The Corner

Follow-ups

In today’s Impromptus, I have a brief item about Mexico: They have caught a drug kingpin. This is a huge, huge catch. Immediately, some people said, “Yeah, but it won’t make any difference.” And I thought of something Margaret Thatcher said: “Just rejoice at that news,” for at least a second or two.

Thatcher made her remark during the Falklands War. Britain had just retaken South Georgia. Here on the Corner, I wanted to link to a video, showing Thatcher on the evening in question: here. She tells the press, “Just rejoice at that news and congratulate our forces and the Marines.”

If you were a little Thatcher’d out, I wouldn’t blame you. We have had a lot of Thatcher since her passing. Nonetheless, she was great. I sometimes say of a very popular piece of music, “It’s not its fault it’s hackneyed.” Or, as Lorin Maazel (the conductor) once put it to me in an interview, “If you become jaded because of overexposure, the problem is yours, not the composer’s.”

One more “follow-up,” if I may: In my column, I mention a new campaign called the “Sparrow Initiative,” in which Chinese democrats, living in exile, stand up for the land rights of their countrymen at home.
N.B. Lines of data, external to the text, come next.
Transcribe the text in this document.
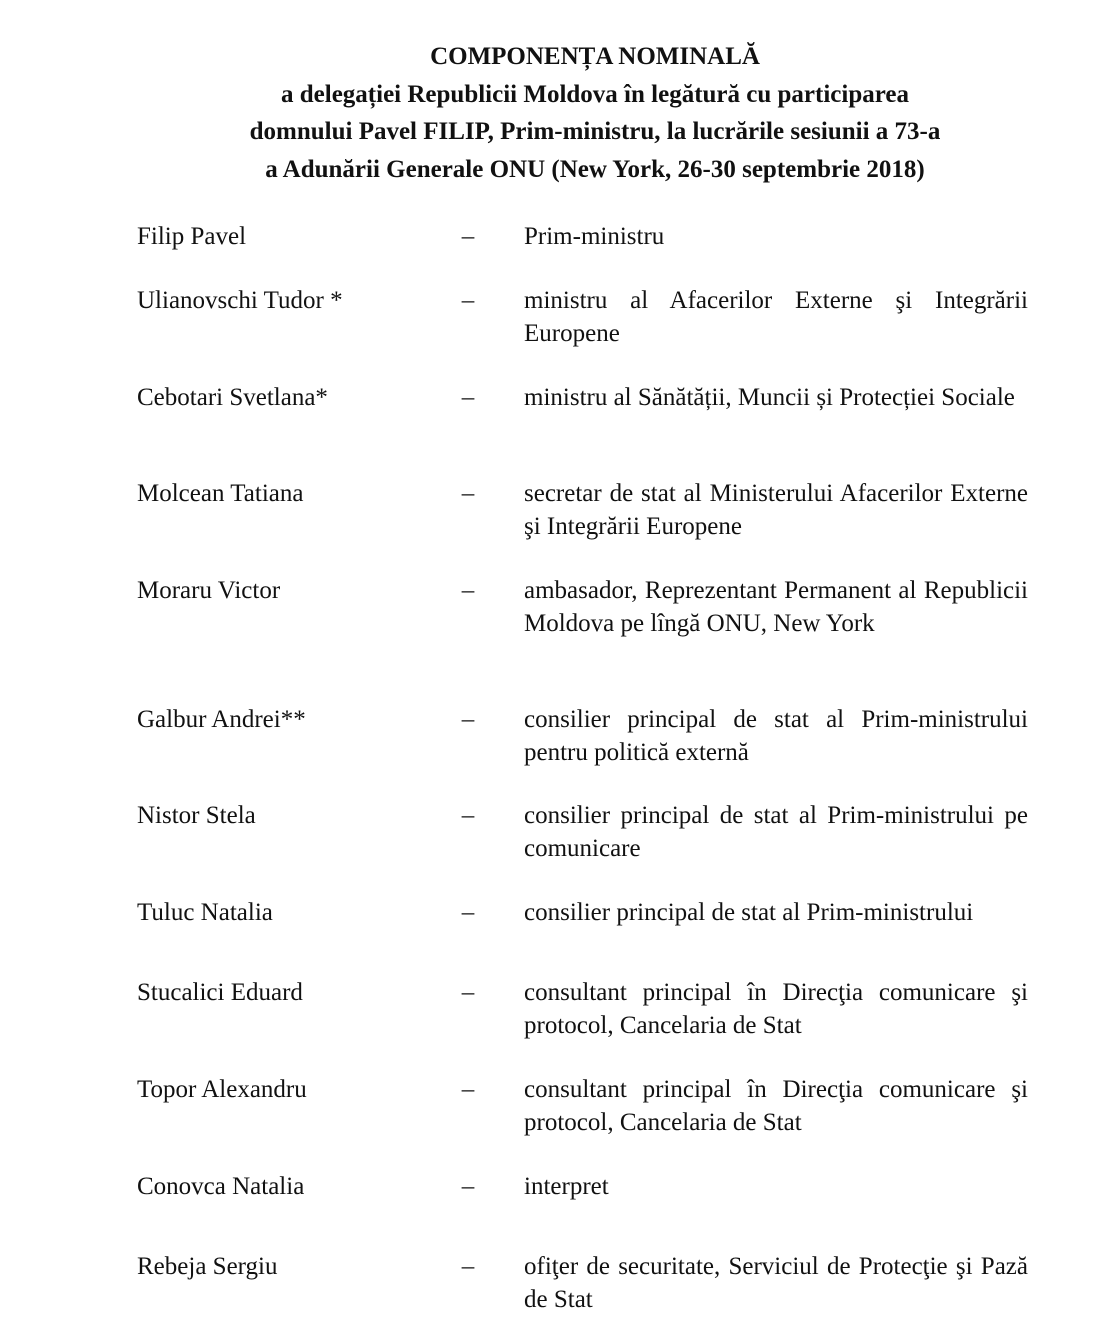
COMPONENȚA NOMINALĂ
a delegației Republicii Moldova în legătură cu participarea
domnului Pavel FILIP, Prim-ministru, la lucrările sesiunii a 73-a
a Adunării Generale ONU (New York, 26-30 septembrie 2018)
Filip Pavel	– Prim-ministru
Ulianovschi Tudor *	– ministru al Afacerilor Externe şi Integrării Europene
Cebotari Svetlana*	– ministru al Sănătății, Muncii și Protecției Sociale
Molcean Tatiana	– secretar de stat al Ministerului Afacerilor Externe şi Integrării Europene
Moraru Victor	– ambasador, Reprezentant Permanent al Republicii Moldova pe lîngă ONU, New York
Galbur Andrei**	– consilier principal de stat al Prim-ministrului pentru politică externă
Nistor Stela	– consilier principal de stat al Prim-ministrului pe comunicare
Tuluc Natalia	– consilier principal de stat al Prim-ministrului
Stucalici Eduard	– consultant principal în Direcţia comunicare şi protocol, Cancelaria de Stat
Topor Alexandru	– consultant principal în Direcţia comunicare şi protocol, Cancelaria de Stat
Conovca Natalia	– interpret
Rebeja Sergiu	– ofiţer de securitate, Serviciul de Protecţie şi Pază de Stat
Millions of Chinese are evicted from their homes, so that the Party can accomplish whatever the Party has in mind. On these homes is the word “Dismantle.”

Which is what the Sparrow activists have been putting outside Chinese embassies: first in Washington, then in Ottawa. If there is such a thing as righteous vandalism, this is it.

In the time since I wrote my column, the Sparrow activists have struck again: in Australia. For a write-up, go here. What is it about the Anglosphere, by the way? On to the embassy in London, I say (if it hasn’t happened already). Maybe one day the one-party dictatorship in China will be dismantled.